Some women experience clear-cut events that you’d not doubt they’d have some type of emotional trauma related to the experience. But there are even more women who do not experience some type of dramatic event that triggers childbirth trauma, but other factors such a loss of control, loss of dignity, a feeling of not being heard, lack of informed consent to medical procedures being performed on themselves or their baby, or negative/hostile attitudes of those around them (including doctors, support persons, and nurses). According to The Birth Trauma Association, there are many risk factors for Post Natal PTSD which include both objective (e.g. type of delivery) and subjective (e.g. feelings of loss of control) factors such as:
- Lengthy labor, or short and very painful labor
- Poor pain relief
- Feelings of loss of control
- High levels of medical intervention
- Traumatic or emergency deliveries (e.g. emergency cesarean section)
- Impersonal treatment or problems with staff attitudes
- Not being listened to
- Lack of information or explanation
- Lack of privacy or dignity
- Fear for baby’s safety
- Birth of a damaged baby (a disability resulting from a birth trauma)
- Baby’s stay in NICU
- Poor postnatal care
- Previous trauma (for example, in childhood, a previous birth or domestic violence)

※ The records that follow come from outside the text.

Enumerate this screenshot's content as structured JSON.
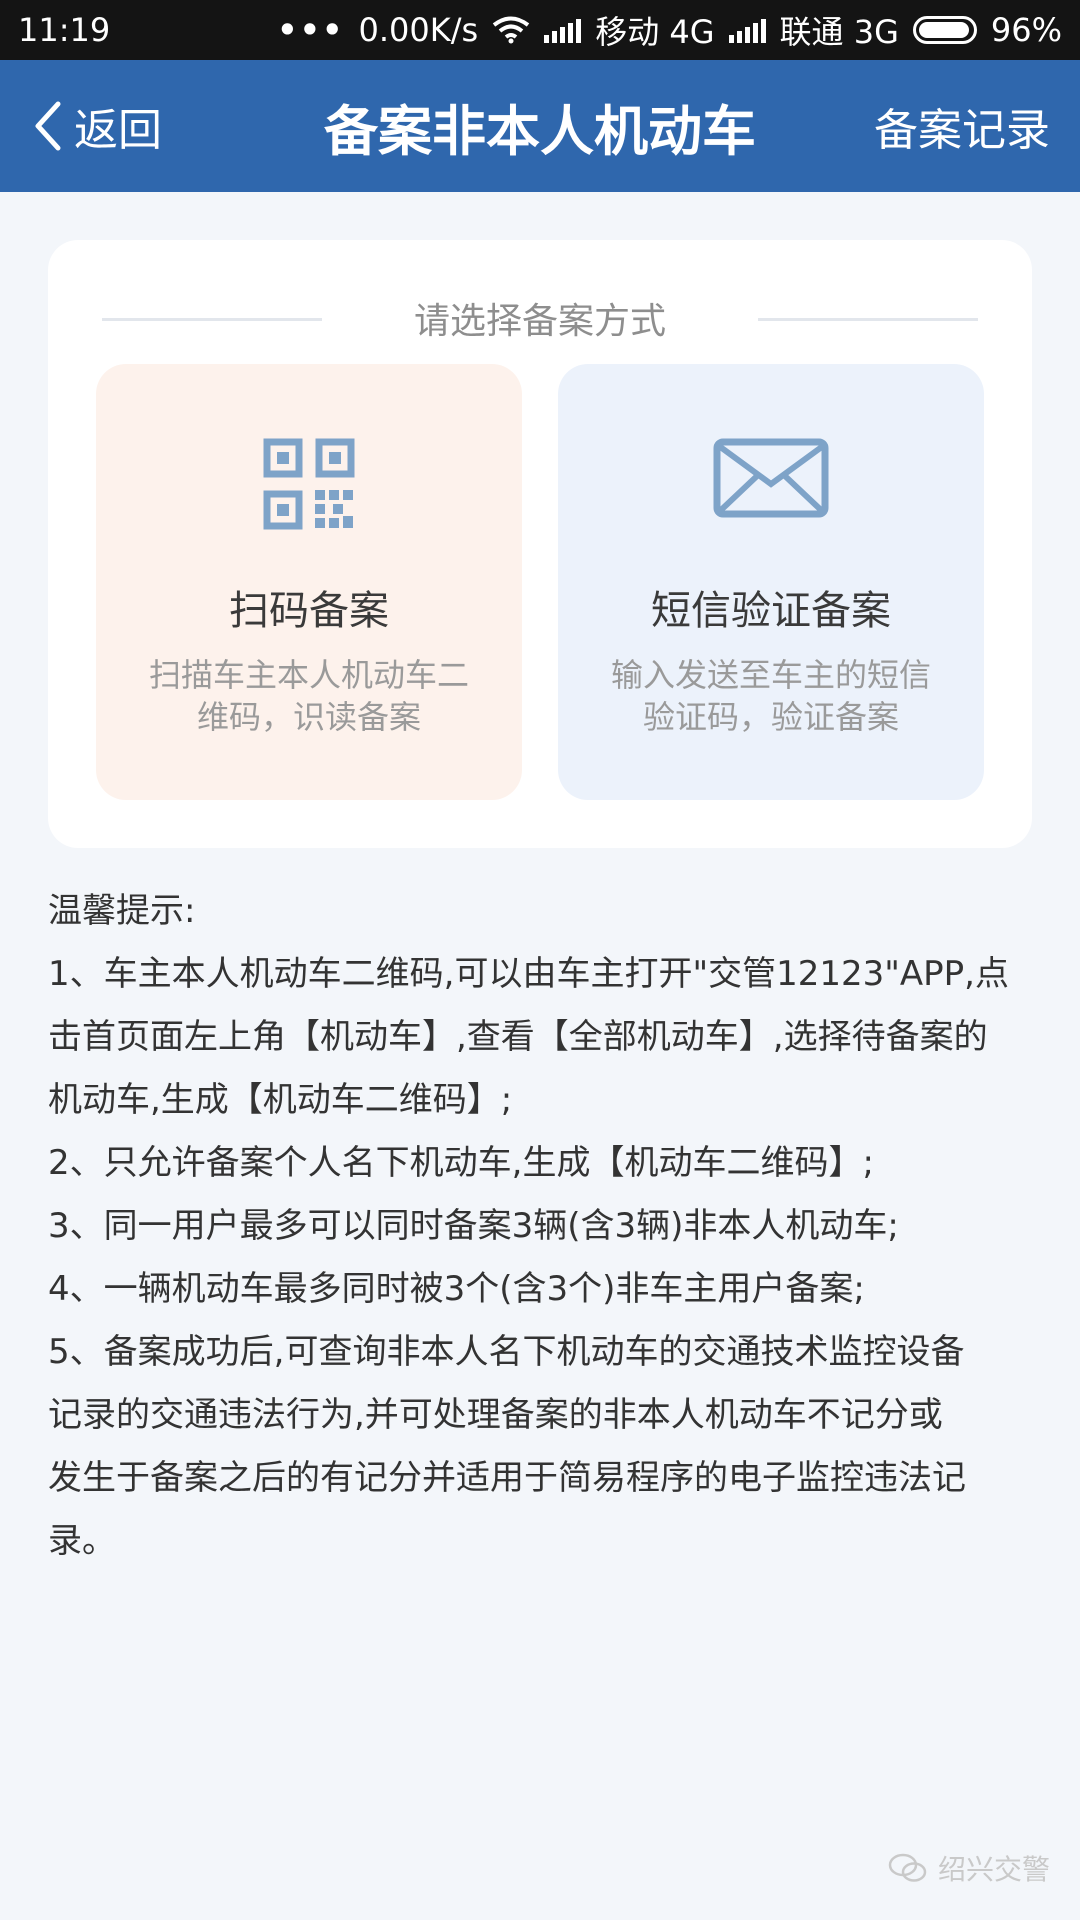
{
  "status_bar": {
    "time": "11:19",
    "speed": "0.00K/s",
    "carrier1": "移动 4G",
    "carrier2": "联通 3G",
    "battery": "96%"
  },
  "nav": {
    "back_label": "返回",
    "title": "备案非本人机动车",
    "records_label": "备案记录"
  },
  "method_card": {
    "header": "请选择备案方式",
    "options": [
      {
        "icon": "qr-code-icon",
        "title": "扫码备案",
        "desc_line1": "扫描车主本人机动车二",
        "desc_line2": "维码，识读备案"
      },
      {
        "icon": "envelope-icon",
        "title": "短信验证备案",
        "desc_line1": "输入发送至车主的短信",
        "desc_line2": "验证码，验证备案"
      }
    ]
  },
  "tips": {
    "heading": "温馨提示:",
    "lines": [
      "1、车主本人机动车二维码,可以由车主打开\"交管12123\"APP,点",
      "击首页面左上角【机动车】,查看【全部机动车】,选择待备案的",
      "机动车,生成【机动车二维码】;",
      "2、只允许备案个人名下机动车,生成【机动车二维码】;",
      "3、同一用户最多可以同时备案3辆(含3辆)非本人机动车;",
      "4、一辆机动车最多同时被3个(含3个)非车主用户备案;",
      "5、备案成功后,可查询非本人名下机动车的交通技术监控设备",
      "记录的交通违法行为,并可处理备案的非本人机动车不记分或",
      "发生于备案之后的有记分并适用于简易程序的电子监控违法记",
      "录。"
    ]
  },
  "watermark": "绍兴交警",
  "colors": {
    "nav_bg": "#2f67ad",
    "icon_blue": "#7ea3c8",
    "scan_bg": "#fdf2ec",
    "sms_bg": "#ecf2fb",
    "page_bg": "#f3f6fa"
  }
}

Women, and even their partners, can experience PTSD or symptoms like long-term distress after traumatic birth. These symptoms are very real, and the biggest problem is lack of support and understanding. Many women who have experienced birth-related trauma, like myself, find themselves isolated from other mothers. It can be difficult to connect with other women who do not understand the lasting effects of trauma. Many women find themselves without a voice, in a world which doesn’t understand and expects mothers to get over it very quickly. These women find themselves with no one to turn to for help or support, because those who have not experienced trauma related to birth find it difficult to understand just how real these feelings are. I, personally, have been made to feel guilty, lonely, weak, and depressed because I just could not shake the feelings I have about the birth of my son. I also feel torn between wanting more children, and fearing pregnancy and childbirth again. Some women are so fearful that they lose interest in sex completely, burdening their marriages.

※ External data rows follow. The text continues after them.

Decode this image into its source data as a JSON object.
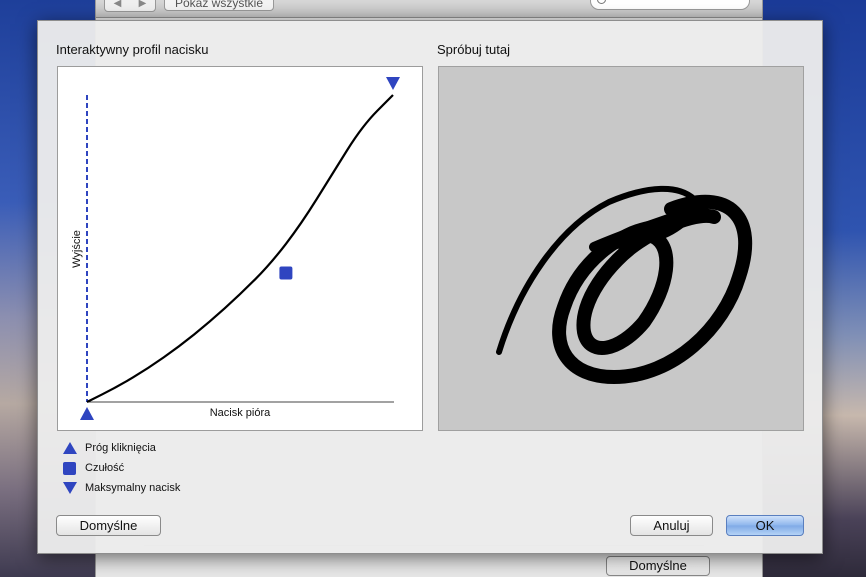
{
  "parent": {
    "nav_back": "◀",
    "nav_forward": "▶",
    "show_all_label": "Pokaż wszystkie",
    "defaults_label": "Domyślne"
  },
  "dialog": {
    "left_title": "Interaktywny profil nacisku",
    "right_title": "Spróbuj tutaj",
    "graph": {
      "x_label": "Nacisk pióra",
      "y_label": "Wyjście",
      "accent": "#2f45c0",
      "curve_points": [
        [
          0,
          0
        ],
        [
          0.1,
          0.05
        ],
        [
          0.2,
          0.11
        ],
        [
          0.3,
          0.18
        ],
        [
          0.4,
          0.26
        ],
        [
          0.5,
          0.35
        ],
        [
          0.6,
          0.45
        ],
        [
          0.7,
          0.58
        ],
        [
          0.8,
          0.74
        ],
        [
          0.9,
          0.9
        ],
        [
          1.0,
          1.0
        ]
      ],
      "click_threshold": [
        0,
        0
      ],
      "sensitivity": [
        0.65,
        0.42
      ],
      "max_pressure": [
        1.0,
        1.0
      ]
    },
    "legend": [
      {
        "icon": "triangle-up-icon",
        "label": "Próg kliknięcia"
      },
      {
        "icon": "square-icon",
        "label": "Czułość"
      },
      {
        "icon": "triangle-down-icon",
        "label": "Maksymalny nacisk"
      }
    ],
    "buttons": {
      "defaults": "Domyślne",
      "cancel": "Anuluj",
      "ok": "OK"
    }
  }
}
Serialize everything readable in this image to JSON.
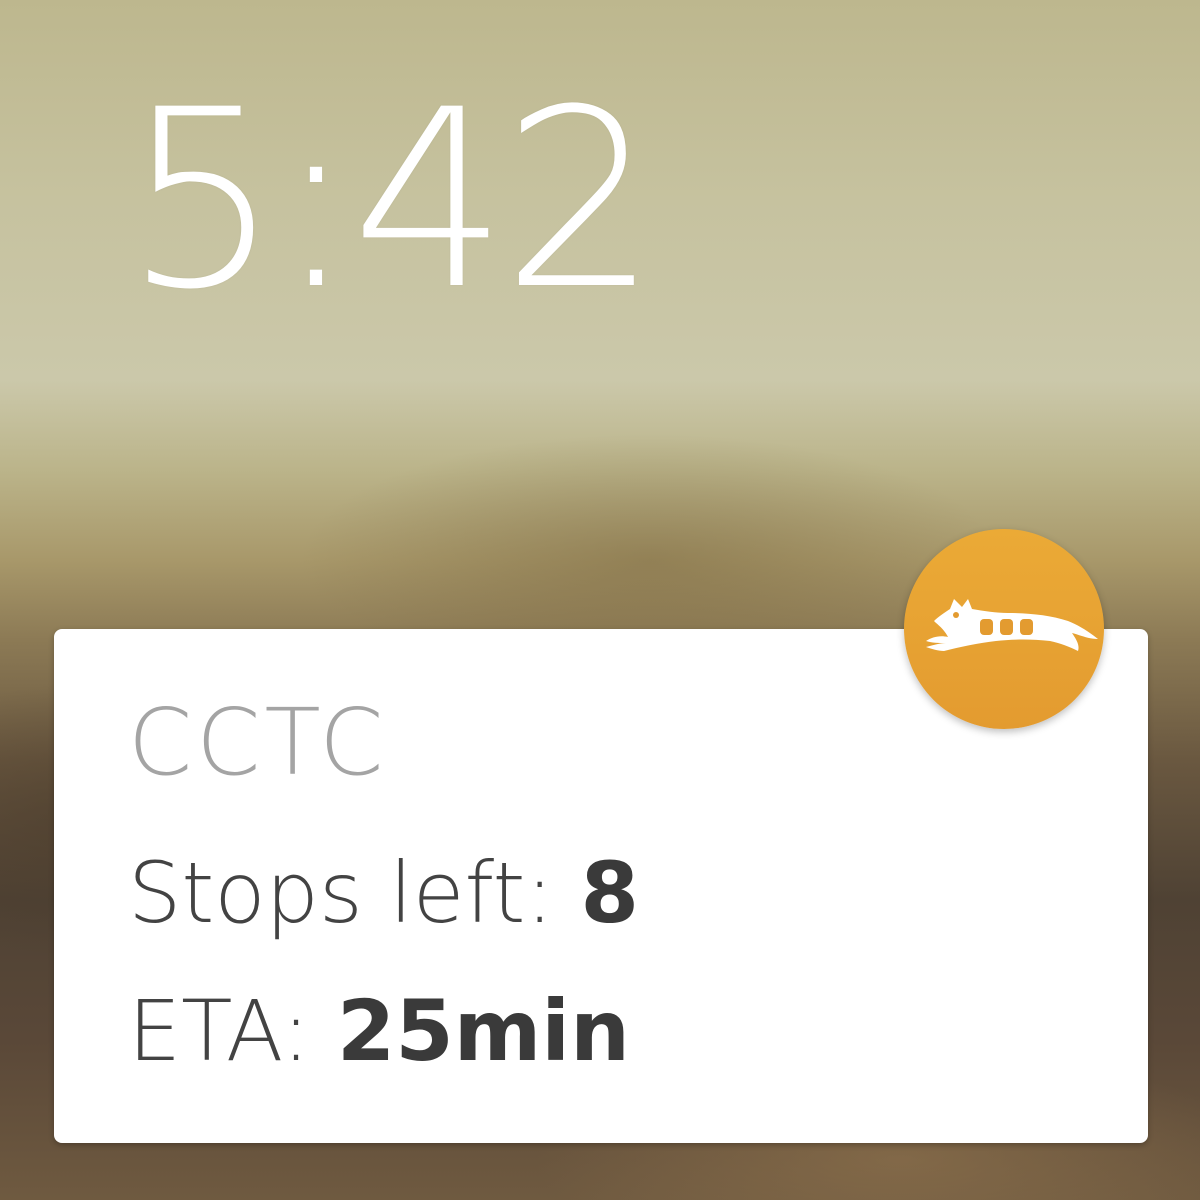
{
  "clock": {
    "time": "5:42"
  },
  "notification": {
    "app_icon": "cat-bus-icon",
    "title": "CCTC",
    "stops_label": "Stops left:",
    "stops_value": "8",
    "eta_label": "ETA:",
    "eta_value": "25min"
  },
  "colors": {
    "badge": "#e8a534",
    "card_background": "#ffffff",
    "title_text": "#a4a4a4",
    "body_text": "#434343"
  }
}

According to ImprovingBirth.org, 36% of women surveyed reported that they’d describe their births as traumatic. Thirty-six….

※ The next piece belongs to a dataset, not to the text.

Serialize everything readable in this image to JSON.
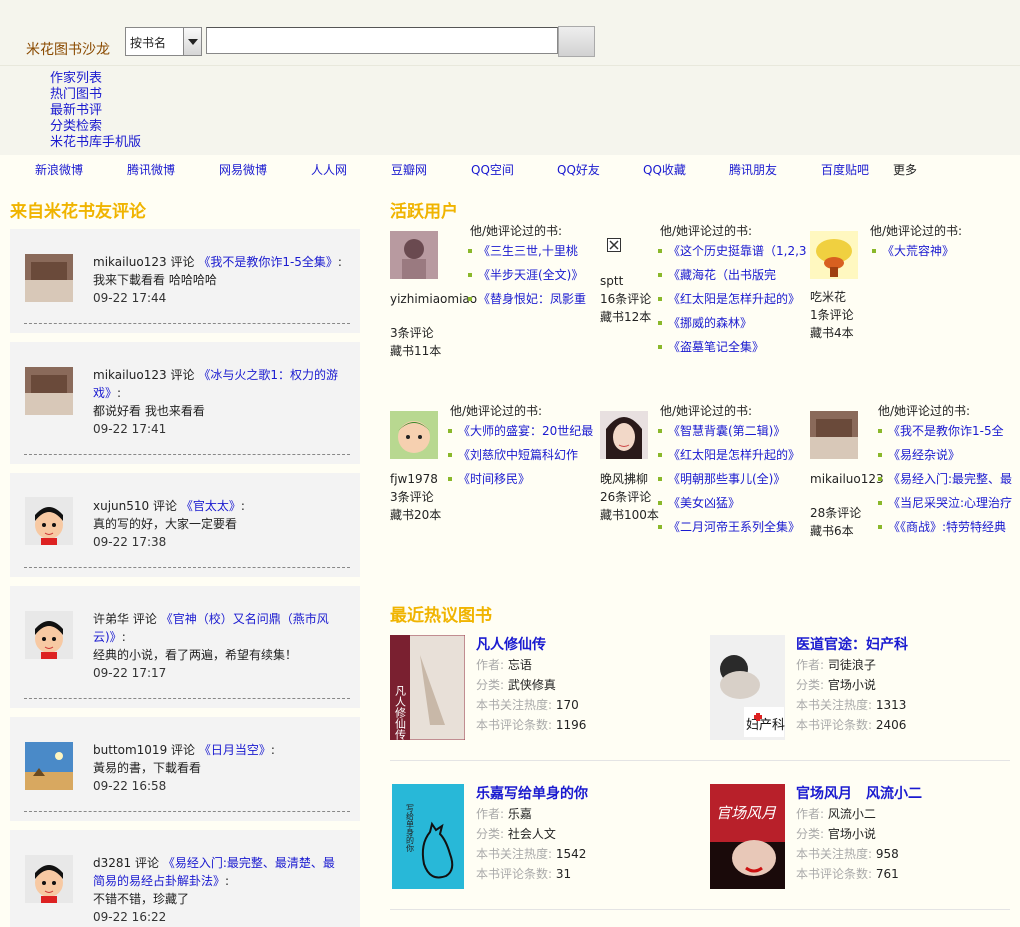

As I sit here at my laptop, the tears have begun to roll down my cheeks. I have spent months (11.5, to be exact) feeling guilty for “not letting it go”. I have spent hundreds of hours telling myself to “stop being so dramatic” and that “he is healthy, who cares how he got here?” I have felt incredibly guilty for my inability to shake my feelings associated with the birth of my child, despite therapy, group, church, meditation, writing, and medications. But the reality of it is, that I am doing everything I can to overcome this trauma. Maybe time will heal me, maybe a healing birth will “fix” me. But to those of you who do not understand, just know that “at least you have a healthy baby” or “it’s been __ months/years, just move on” can feel incredibly cruel and dismissive. Moms who have experienced birth trauma have real feelings, that, trust me, they DO NOT want to have. Try and find it in your heart to validate those feelings, or to just not comment on them if you do not understand.